Algorithm for finding bags of elements in a sequence

Say that I have a sequence of elements of interest A, B, C... interspersed with don't care symbols x. I want to identify bags of elements from a predefined set of interesting combinations that happen within a predefined distance. There can be overlaps between the spans of symbols. For instance in the string C x x A A x x C the algo would detect twice the pattern A A C if max distance is 5.

For instance says that my set of interesting combinations is:

A A C
A B C

that I have a sequence:

B A x x C x x x A A x x x C

and that the maximum span is 5.

My algorithm should output:

B A x x C -> A B C

and will fail to identify pattern A A C since the span between elements of interest is greater than 5.

My intuition says that it is some kind of dynamic programming but maybe it is just an instance of a well known algorithm I'm not able to spot.

Any hint on what would be the approach/solution?

Let's assign some names to describe the problem:

m = length of the array sequence (14 in your example)
n = total number of unique elements in the array sequence (3 in example)
k = length of each search region (5 in example)
g = number of groups that you're looking for (2 in example)

One option would be to summarise your data in each search region of size k. In your example, like this:

{B A x x C}
{A x x C x}
...

We make vectors of size n for each of these sections, first element represents the appearance of first type of element, say A

B A x x C --> [1,1,1] (one appearance of each)
A x x C x --> [1,0,1]

and so on.

We can do the same for our groups that we're searching for:

{A A C} --> [2,0,1]  
{A B C} --> [1,1,1]

Now the problem becomes obvious. Say we consider the summary of a search region, [3,2,5], and the summary of a group we're searching for, [0,1,2], we can calculate the number of combinations by recognising that we had 2 options for the second element, and (5x4)/(1x2) options for the third, so that's 20 options overall.

So for section summary, S, [s₁, s₂,..,s_n], and a single group of interest, G, [g₁, g₂,...g_n], we can calculate the total sum of ways we can extract G from S (c++ style code, except "!" means factorial):

int total_options = 1; // total ways to select G from S
for (int i = 0; i < n; ++i)
{
    if(g[i] == 0)
        continue; // this is an element that doesn't appear in G, so it shouldn't effect our count

    if(s[i] < g[i])
        return 0; // not enough elements in S for G

    for (int d = 1, f = s[i]; f > max(g[i], s[i] - g[i]); --f, ++d)
        total_options = total_options / d * f; // f, d are effectively factorials

    // the previous loop is a more efficient version of:
    // total_options *= (s[i]!) /(g[i]! * (s[i] - g[i])!);
}

return  total_options;

You would do this for each section, and each group that you're searching for.

Time complexity: O(g*m*(k + n)) (we must include k here because of the worst-case factorial calculation)

Space complexity: O(m + g*n) (each section we could calculate as we go, so there's no need to store multiple sections simultaneously)

We can then improve on this by realising that each consecutive "section" only differs by considering the departing "tail" element, and the entering "head" element, so we should just calculate how these two change the "option count" as we iterate to the next section. We would do this by maintaining the previous "option count" calculation, and, NF (Number Fails), the number of elements in the region that were too low for the search group. The trick would be to maintain a positive "option count" which gets added to the grand total only if NF is 0. This would give you constant-time results for each G as you iterate over the main array of size m.

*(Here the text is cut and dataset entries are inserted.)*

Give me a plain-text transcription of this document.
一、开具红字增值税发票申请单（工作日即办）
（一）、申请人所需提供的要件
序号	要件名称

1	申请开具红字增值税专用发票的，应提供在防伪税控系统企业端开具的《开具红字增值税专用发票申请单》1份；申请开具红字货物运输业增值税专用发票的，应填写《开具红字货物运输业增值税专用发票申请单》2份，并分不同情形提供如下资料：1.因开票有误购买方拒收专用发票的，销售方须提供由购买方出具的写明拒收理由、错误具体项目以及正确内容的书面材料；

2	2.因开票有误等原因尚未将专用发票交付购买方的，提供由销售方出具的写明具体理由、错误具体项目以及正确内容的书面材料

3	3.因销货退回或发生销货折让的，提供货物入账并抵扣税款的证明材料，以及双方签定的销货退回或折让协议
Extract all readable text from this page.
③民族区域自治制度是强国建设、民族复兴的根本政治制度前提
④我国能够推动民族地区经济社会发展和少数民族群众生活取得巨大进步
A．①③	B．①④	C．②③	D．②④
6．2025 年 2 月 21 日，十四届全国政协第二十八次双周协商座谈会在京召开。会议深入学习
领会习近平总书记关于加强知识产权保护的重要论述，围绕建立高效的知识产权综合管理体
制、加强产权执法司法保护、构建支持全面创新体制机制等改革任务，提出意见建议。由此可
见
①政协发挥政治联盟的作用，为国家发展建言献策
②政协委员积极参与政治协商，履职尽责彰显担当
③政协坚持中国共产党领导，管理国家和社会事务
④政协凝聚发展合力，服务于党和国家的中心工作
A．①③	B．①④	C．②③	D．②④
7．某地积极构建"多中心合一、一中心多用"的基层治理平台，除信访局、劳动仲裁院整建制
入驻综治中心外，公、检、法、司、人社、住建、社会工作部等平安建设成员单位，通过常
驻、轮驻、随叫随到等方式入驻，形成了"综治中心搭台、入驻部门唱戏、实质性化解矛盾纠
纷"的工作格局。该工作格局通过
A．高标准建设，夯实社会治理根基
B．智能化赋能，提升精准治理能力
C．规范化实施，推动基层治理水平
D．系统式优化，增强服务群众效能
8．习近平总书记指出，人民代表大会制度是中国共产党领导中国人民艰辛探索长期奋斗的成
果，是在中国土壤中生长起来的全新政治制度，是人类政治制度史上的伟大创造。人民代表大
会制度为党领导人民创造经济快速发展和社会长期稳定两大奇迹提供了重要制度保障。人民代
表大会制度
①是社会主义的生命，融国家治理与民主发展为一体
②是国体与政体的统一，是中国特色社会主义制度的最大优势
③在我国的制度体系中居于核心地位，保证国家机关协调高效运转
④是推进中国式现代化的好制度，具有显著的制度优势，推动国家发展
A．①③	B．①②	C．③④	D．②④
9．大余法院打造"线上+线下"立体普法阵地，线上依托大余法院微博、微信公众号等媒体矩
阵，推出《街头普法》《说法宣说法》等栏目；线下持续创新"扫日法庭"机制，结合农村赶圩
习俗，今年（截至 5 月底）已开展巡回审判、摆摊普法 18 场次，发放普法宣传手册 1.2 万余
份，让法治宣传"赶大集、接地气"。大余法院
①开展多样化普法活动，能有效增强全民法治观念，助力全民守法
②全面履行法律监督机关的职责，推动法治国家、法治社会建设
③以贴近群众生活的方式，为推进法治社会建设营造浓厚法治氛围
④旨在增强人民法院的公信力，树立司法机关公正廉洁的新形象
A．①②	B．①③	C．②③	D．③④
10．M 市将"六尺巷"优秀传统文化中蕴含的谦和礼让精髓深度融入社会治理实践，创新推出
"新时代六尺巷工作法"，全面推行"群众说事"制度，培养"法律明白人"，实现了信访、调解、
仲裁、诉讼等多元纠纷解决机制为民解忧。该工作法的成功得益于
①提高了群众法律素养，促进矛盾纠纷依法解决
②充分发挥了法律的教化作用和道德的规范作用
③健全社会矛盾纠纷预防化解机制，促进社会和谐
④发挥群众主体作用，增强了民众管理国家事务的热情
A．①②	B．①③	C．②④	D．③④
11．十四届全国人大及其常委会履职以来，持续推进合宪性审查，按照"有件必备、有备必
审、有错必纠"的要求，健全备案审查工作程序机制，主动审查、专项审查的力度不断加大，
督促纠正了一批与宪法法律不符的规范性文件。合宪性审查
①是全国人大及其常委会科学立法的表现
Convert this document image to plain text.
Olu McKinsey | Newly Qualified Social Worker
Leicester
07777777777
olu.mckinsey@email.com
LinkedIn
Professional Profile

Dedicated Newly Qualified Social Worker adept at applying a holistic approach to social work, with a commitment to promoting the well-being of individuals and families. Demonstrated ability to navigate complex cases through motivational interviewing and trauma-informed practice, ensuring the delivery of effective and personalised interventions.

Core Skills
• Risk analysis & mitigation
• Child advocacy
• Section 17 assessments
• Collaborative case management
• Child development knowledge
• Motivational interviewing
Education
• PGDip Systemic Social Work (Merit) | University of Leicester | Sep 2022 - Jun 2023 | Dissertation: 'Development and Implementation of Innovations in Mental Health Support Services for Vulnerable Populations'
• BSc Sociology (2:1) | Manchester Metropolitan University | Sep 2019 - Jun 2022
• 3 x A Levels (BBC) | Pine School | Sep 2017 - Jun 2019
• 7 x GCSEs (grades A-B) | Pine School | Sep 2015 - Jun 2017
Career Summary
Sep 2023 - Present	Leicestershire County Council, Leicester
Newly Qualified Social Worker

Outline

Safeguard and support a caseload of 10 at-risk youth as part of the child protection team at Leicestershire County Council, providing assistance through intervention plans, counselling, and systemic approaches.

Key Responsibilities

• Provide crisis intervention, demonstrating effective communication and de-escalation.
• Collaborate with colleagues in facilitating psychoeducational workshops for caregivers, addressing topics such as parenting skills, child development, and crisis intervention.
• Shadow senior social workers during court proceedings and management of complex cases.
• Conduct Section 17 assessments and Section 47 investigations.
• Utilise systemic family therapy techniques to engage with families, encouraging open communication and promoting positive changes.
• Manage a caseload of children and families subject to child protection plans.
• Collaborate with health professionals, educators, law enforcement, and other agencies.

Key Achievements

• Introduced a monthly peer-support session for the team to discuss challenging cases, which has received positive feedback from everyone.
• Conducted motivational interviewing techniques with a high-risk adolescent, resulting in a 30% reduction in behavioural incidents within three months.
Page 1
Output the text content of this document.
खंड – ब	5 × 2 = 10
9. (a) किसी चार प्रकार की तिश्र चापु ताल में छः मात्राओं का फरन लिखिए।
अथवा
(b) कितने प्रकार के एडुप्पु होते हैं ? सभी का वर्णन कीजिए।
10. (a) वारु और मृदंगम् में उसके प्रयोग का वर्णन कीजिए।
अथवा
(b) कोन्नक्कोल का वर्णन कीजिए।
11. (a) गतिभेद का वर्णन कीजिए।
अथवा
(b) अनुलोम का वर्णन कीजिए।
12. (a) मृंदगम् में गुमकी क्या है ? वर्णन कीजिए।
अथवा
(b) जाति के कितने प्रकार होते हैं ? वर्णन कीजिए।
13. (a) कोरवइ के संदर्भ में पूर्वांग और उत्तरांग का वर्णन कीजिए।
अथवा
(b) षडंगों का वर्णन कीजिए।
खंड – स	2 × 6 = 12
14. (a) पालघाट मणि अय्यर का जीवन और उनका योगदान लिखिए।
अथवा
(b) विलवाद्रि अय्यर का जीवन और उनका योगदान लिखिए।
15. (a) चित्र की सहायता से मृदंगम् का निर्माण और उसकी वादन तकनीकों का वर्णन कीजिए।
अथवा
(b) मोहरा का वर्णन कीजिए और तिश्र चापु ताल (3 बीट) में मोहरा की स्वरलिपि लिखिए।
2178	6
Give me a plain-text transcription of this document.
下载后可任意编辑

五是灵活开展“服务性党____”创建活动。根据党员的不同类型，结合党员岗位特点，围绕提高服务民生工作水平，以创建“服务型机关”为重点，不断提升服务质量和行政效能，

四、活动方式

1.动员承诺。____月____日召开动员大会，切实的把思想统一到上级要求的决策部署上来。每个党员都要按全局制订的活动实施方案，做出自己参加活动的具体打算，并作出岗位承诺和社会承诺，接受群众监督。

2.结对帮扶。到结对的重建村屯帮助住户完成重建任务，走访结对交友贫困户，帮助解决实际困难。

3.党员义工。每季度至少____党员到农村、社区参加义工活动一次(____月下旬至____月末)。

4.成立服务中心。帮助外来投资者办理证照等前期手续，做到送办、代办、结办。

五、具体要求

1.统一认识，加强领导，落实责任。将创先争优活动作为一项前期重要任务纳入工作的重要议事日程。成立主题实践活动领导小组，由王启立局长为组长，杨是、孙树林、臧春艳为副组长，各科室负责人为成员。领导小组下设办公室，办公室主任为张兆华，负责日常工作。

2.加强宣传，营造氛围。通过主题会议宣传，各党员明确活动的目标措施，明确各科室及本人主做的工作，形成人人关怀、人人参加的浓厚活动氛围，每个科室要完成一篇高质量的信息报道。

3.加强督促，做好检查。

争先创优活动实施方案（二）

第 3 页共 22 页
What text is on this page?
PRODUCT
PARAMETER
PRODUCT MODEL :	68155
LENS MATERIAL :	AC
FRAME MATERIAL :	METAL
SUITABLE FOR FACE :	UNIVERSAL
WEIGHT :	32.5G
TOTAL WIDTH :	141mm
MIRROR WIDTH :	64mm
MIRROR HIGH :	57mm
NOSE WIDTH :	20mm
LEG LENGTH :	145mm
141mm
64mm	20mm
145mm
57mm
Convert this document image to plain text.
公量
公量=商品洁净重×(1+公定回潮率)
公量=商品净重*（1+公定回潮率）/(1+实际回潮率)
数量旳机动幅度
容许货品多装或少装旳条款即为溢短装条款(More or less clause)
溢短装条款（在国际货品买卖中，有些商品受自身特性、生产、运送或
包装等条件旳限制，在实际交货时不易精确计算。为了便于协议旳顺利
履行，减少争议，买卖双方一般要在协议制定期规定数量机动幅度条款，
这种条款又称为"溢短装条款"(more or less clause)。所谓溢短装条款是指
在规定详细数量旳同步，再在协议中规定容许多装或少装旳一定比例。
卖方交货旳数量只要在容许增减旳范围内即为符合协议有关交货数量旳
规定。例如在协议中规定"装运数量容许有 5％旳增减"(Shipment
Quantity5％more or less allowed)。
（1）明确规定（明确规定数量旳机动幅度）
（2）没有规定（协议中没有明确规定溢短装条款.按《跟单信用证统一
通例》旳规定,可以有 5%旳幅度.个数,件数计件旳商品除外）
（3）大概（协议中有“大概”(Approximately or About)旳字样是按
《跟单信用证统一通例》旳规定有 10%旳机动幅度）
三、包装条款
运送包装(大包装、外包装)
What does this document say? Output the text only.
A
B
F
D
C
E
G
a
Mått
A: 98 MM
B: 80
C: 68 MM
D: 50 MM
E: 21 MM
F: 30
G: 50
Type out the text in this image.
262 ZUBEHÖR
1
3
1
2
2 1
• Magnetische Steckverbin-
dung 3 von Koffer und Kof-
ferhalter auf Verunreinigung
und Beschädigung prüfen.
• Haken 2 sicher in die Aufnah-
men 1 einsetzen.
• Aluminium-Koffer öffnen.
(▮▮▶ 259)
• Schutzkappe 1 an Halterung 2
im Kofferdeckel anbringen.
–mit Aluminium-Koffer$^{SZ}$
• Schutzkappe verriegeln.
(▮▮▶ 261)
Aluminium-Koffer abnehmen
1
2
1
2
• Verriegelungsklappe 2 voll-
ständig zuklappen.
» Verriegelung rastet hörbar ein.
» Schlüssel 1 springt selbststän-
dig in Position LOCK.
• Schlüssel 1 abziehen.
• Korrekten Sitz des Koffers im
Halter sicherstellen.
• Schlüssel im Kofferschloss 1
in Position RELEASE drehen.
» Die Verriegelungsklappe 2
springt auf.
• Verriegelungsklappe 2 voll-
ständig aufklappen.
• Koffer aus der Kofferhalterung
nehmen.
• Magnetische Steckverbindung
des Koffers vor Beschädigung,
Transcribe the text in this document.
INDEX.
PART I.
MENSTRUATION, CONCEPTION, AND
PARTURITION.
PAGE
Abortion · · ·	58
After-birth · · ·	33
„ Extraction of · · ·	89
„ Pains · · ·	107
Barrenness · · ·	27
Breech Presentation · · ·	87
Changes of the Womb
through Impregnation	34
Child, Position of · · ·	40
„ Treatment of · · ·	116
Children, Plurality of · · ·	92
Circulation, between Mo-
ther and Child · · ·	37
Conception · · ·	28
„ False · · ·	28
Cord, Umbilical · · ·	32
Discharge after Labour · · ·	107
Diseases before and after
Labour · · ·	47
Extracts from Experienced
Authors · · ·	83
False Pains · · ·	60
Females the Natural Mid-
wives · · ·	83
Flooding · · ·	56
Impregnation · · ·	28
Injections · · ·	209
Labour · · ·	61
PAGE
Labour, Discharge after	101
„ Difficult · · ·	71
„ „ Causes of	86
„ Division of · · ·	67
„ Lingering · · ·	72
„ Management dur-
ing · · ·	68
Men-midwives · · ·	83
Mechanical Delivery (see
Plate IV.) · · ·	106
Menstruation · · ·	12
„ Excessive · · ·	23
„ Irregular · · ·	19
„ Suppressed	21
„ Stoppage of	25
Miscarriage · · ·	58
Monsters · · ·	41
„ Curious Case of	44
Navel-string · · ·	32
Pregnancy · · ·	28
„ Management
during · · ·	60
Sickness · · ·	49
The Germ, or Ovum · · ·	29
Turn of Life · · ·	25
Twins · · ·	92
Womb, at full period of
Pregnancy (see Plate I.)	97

Time complexity: O(g*m + g*n)
Space complexity: O(g*n + m)

This algorithm has worst-case performance when each element in the main array is unique, and each of these elements appears at least once in some of the searches (otherwise we can treat any elements that don't appear in any of the searches to all be the same, like "x" in your example). So worst-case complexities can be simplified to:

Time complexity: O(g*m)
Space complexity: O(g*m)

I can't see how it'd be possible to get a better time complexity, but I'd be interested to know if some clever person can think of a method with lower space complexity.

If you don't know what I'm talking about when it comes to constant-time iteration by considering only the head and the tail, let me know and I'll explain with an example.